#SomosTodosJuliane: movimento dos TAEs protocola recurso contra nova tentativa de exoneração na UFSC

04/05/2018

Menos de um ano após a vitória do movimento de trabalhadores contra a tentativa de exoneração política de Daniel Dambrowski, acabamos por nos deparar com outro processo de estágio probatório eivado de vícios, abusos e ilegalidades, assim, a categoria se une novamente, hoje Somos Todos Juliane.

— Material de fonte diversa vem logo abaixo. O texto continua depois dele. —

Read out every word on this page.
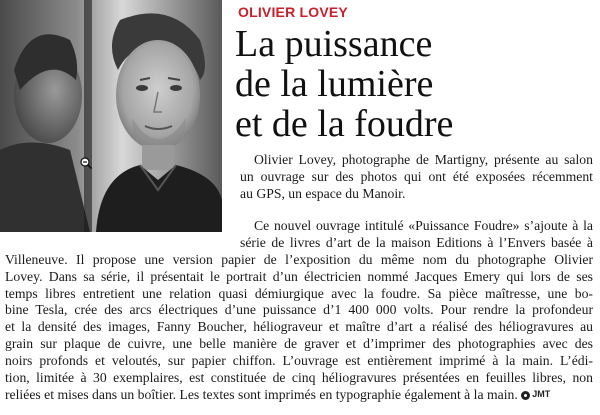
OLIVIER LOVEY

La puissance
de la lumière
et de la foudre
Olivier Lovey, photographe de Martigny, présente au salon
un ouvrage sur des photos qui ont été exposées récemment
au GPS, un espace du Manoir.
Ce nouvel ouvrage intitulé «Puissance Foudre» s’ajoute à la
série de livres d’art de la maison Editions à l’Envers basée à
Villeneuve. Il propose une version papier de l’exposition du même nom du photographe Olivier
Lovey. Dans sa série, il présentait le portrait d’un électricien nommé Jacques Emery qui lors de ses
temps libres entretient une relation quasi démiurgique avec la foudre. Sa pièce maîtresse, une bo-
bine Tesla, crée des arcs électriques d’une puissance d’1 400 000 volts. Pour rendre la profondeur
et la densité des images, Fanny Boucher, héliograveur et maître d’art a réalisé des héliogravures au
grain sur plaque de cuivre, une belle manière de graver et d’imprimer des photographies avec des
noirs profonds et veloutés, sur papier chiffon. L’ouvrage est entièrement imprimé à la main. L’édi-
tion, limitée à 30 exemplaires, est constituée de cinq héliogravures présentées en feuilles libres, non
reliées et mises dans un boîtier. Les textes sont imprimés en typographie également à la main. JMT
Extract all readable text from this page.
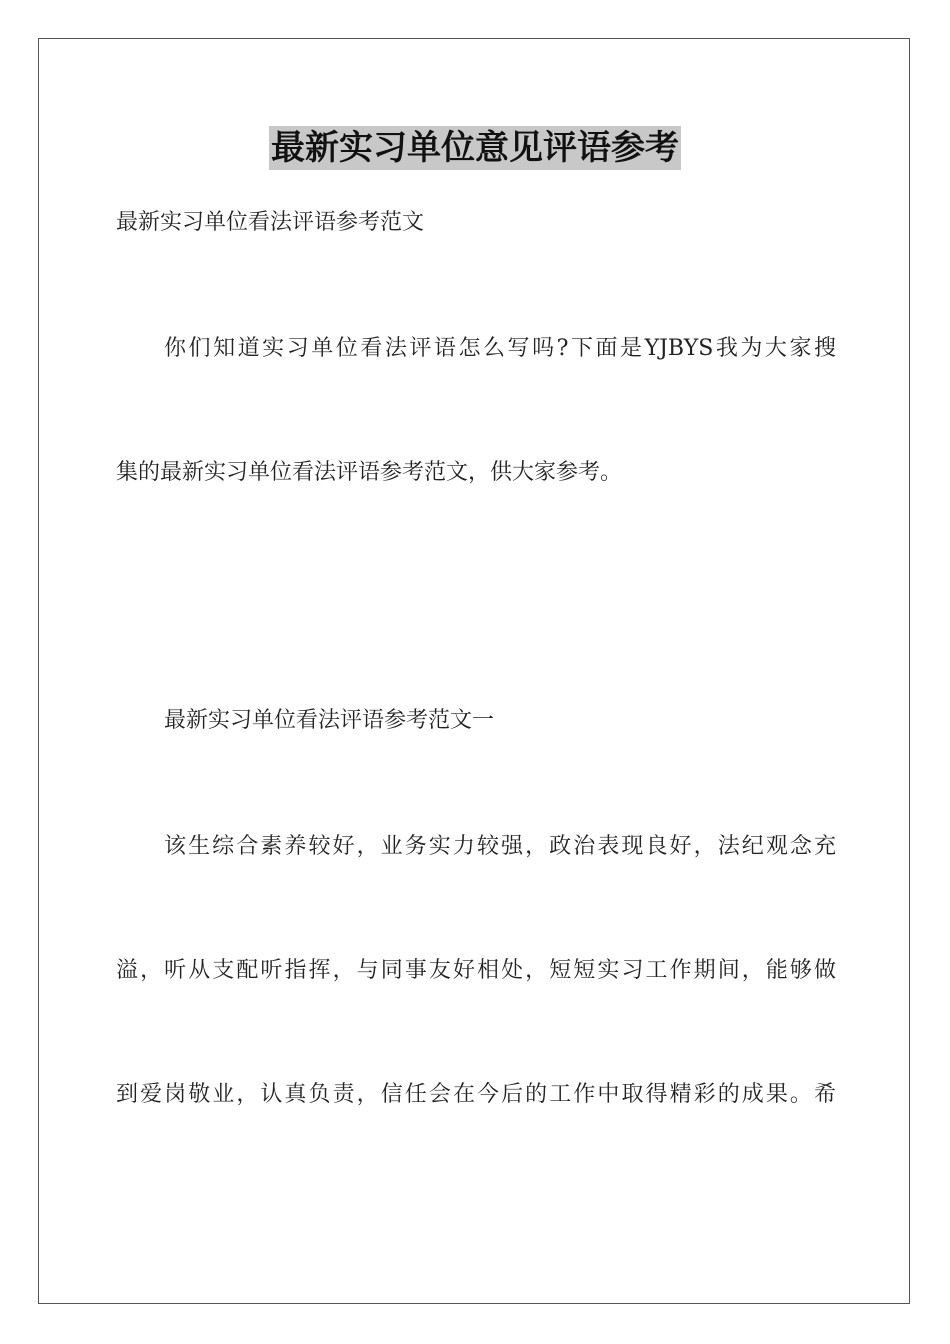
最新实习单位意见评语参考
最新实习单位看法评语参考范文
你们知道实习单位看法评语怎么写吗?下面是YJBYS我为大家搜
集的最新实习单位看法评语参考范文，供大家参考。
最新实习单位看法评语参考范文一
该生综合素养较好，业务实力较强，政治表现良好，法纪观念充
溢，听从支配听指挥，与同事友好相处，短短实习工作期间，能够做
到爱岗敬业，认真负责，信任会在今后的工作中取得精彩的成果。希
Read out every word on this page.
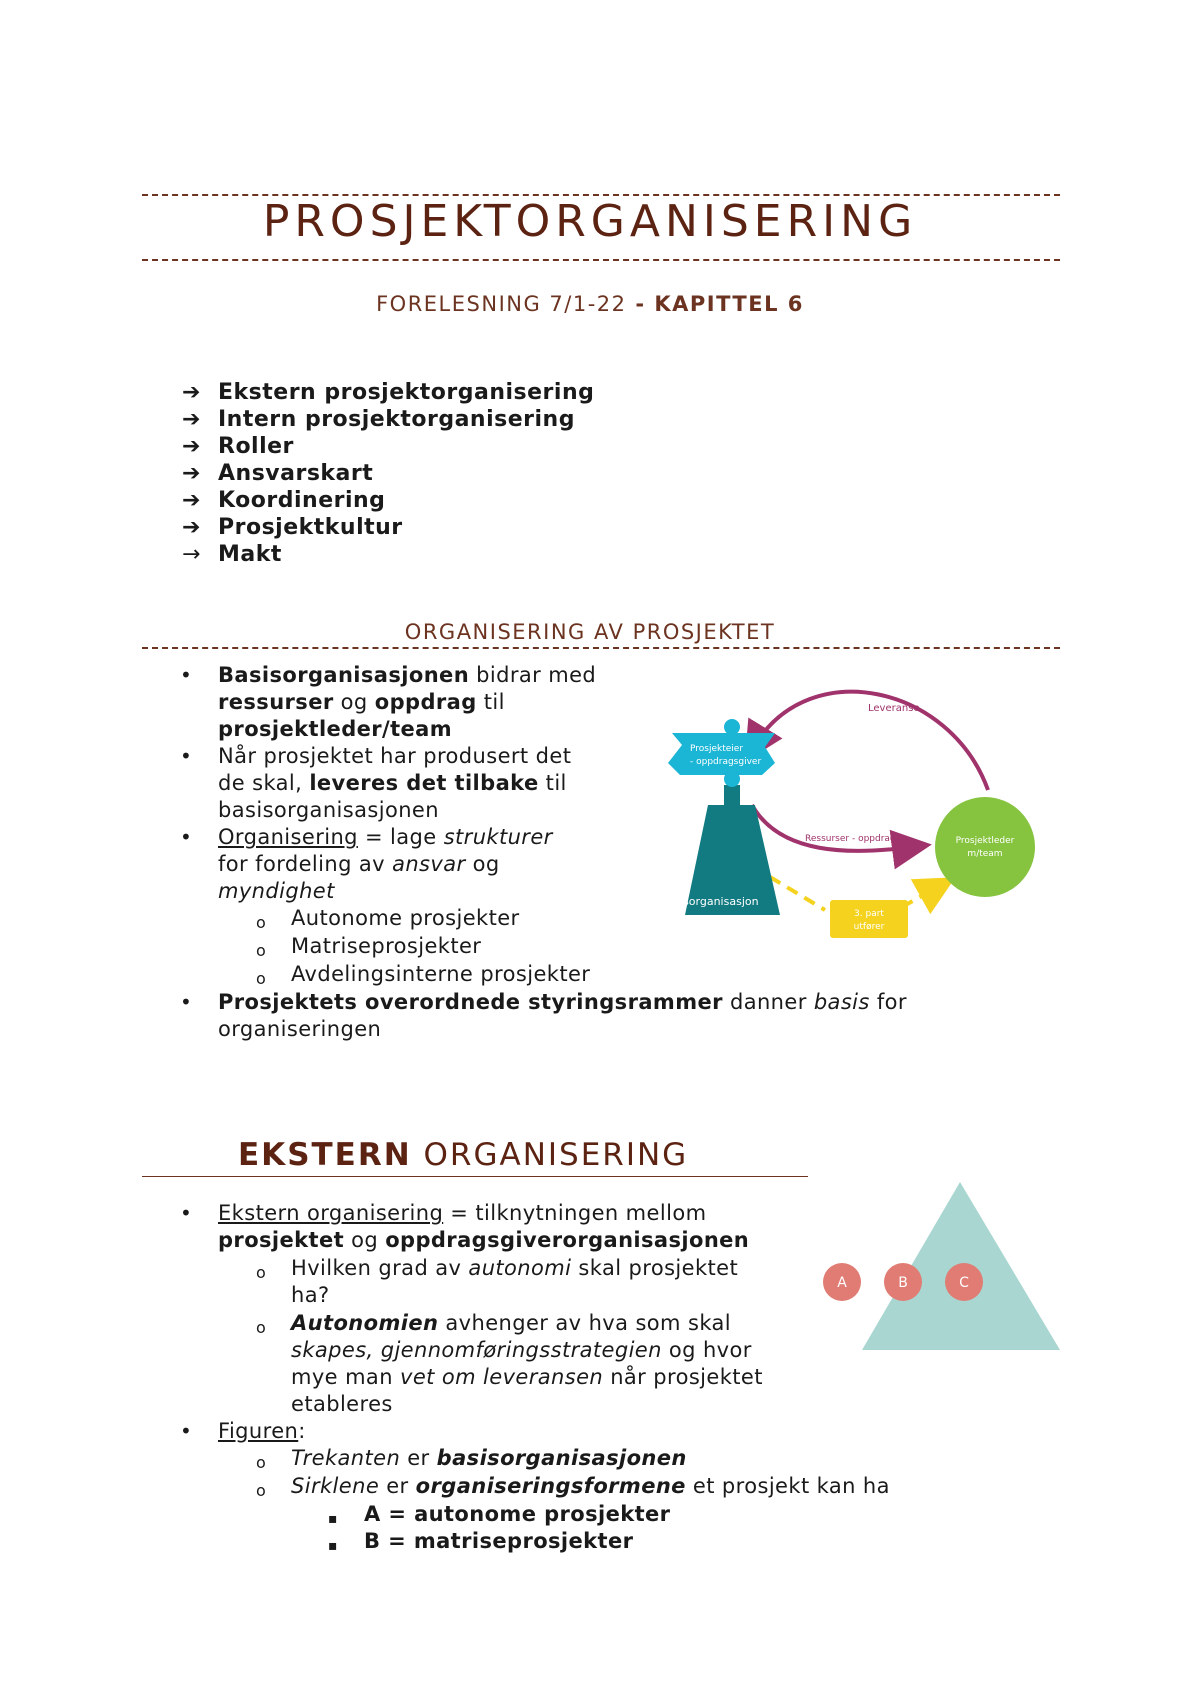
PROSJEKTORGANISERING
FORELESNING 7/1-22 - KAPITTEL 6
➔ Ekstern prosjektorganisering
➔ Intern prosjektorganisering
➔ Roller
➔ Ansvarskart
➔ Koordinering
➔ Prosjektkultur
→ Makt
ORGANISERING AV PROSJEKTET
• Basisorganisasjonen bidrar med
ressurser og oppdrag til
prosjektleder/team
• Når prosjektet har produsert det
de skal, leveres det tilbake til
basisorganisasjonen
• Organisering = lage strukturer
for fordeling av ansvar og
myndighet
o Autonome prosjekter
o Matriseprosjekter
o Avdelingsinterne prosjekter
• Prosjektets overordnede styringsrammer danner basis for
organiseringen
Leveranse
Ressurser - oppdrag
Basisorganisasjon
Prosjekteier
- oppdragsgiver
Prosjektleder
m/team
3. part
utfører
EKSTERN ORGANISERING
• Ekstern organisering = tilknytningen mellom
prosjektet og oppdragsgiverorganisasjonen
o Hvilken grad av autonomi skal prosjektet
ha?
o Autonomien avhenger av hva som skal
skapes, gjennomføringsstrategien og hvor
mye man vet om leveransen når prosjektet
etableres
• Figuren:
o Trekanten er basisorganisasjonen
o Sirklene er organiseringsformene et prosjekt kan ha
▪ A = autonome prosjekter
▪ B = matriseprosjekter
A	B	C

Na tarde desta sexta-feira, 04 de maio, a categoria em movimento conjunto de solidariedade conquistou o compromisso da Administração Central de não exarar o ato de exoneração de Juliane até que todas as instâncias recursais sejam esgotadas; além disso o movimento de trabalhadores requereu audiência com o Reitor eleito da UFSC, com a certeza de que assim que as partes forem ouvidas, este novo caso de flagrante desrespeito com as normas constitucionais não será levado adiante.


Os próximos passos

Agora Juliane e os TAEs aguardam a análise do recurso encaminhado ao reitor da UFSC, Ubaldo Balthazar, que deve se manifestar sobre o que a Prodegesp não se manifestou. No recurso, se questiona as contradições entre as avaliações descritivas e as avaliações que compõem a nota do estágio probatório de Juliane, bem como os prazos descumpridos pela comissão, as avaliações realizadas por somente um membro, a ausência de avaliadores, a recusa da comissão de estágio probatório em aceitar a análise dos últimos cinco meses de trabalho de Juliane, realizados em outro setor de trabalho.

Desta forma, quando uma avaliação é considerada injusta, ilegal, sem fundamento objetivo ou realizada motivada por questões políticas, a Prodegesp não somente não pode se isentar, como, tampouco pode enviar o avaliado à jaula com os leões. Assim, ao invés de apurar fatos, assegurar direitos e prezar pela legalidade do rito processual do estágio probatório, a Prodegesp tem inflamado os avaliadores contra os avaliados, ao mesmo tempo em que realça o poder dos avaliadores, independente do grau de seriedade da denúncia do avaliado. E Juliane tem vários direitos negligenciados.

Entenda o caso

Juliane é uma TAE que está sendo reprovada em seu estágio probatório em um processo semelhante ao de Daniel: sem direito de recurso das avaliações, mesmo quando apresenta provas em contrário ao afirmados pelas comissões de avaliação.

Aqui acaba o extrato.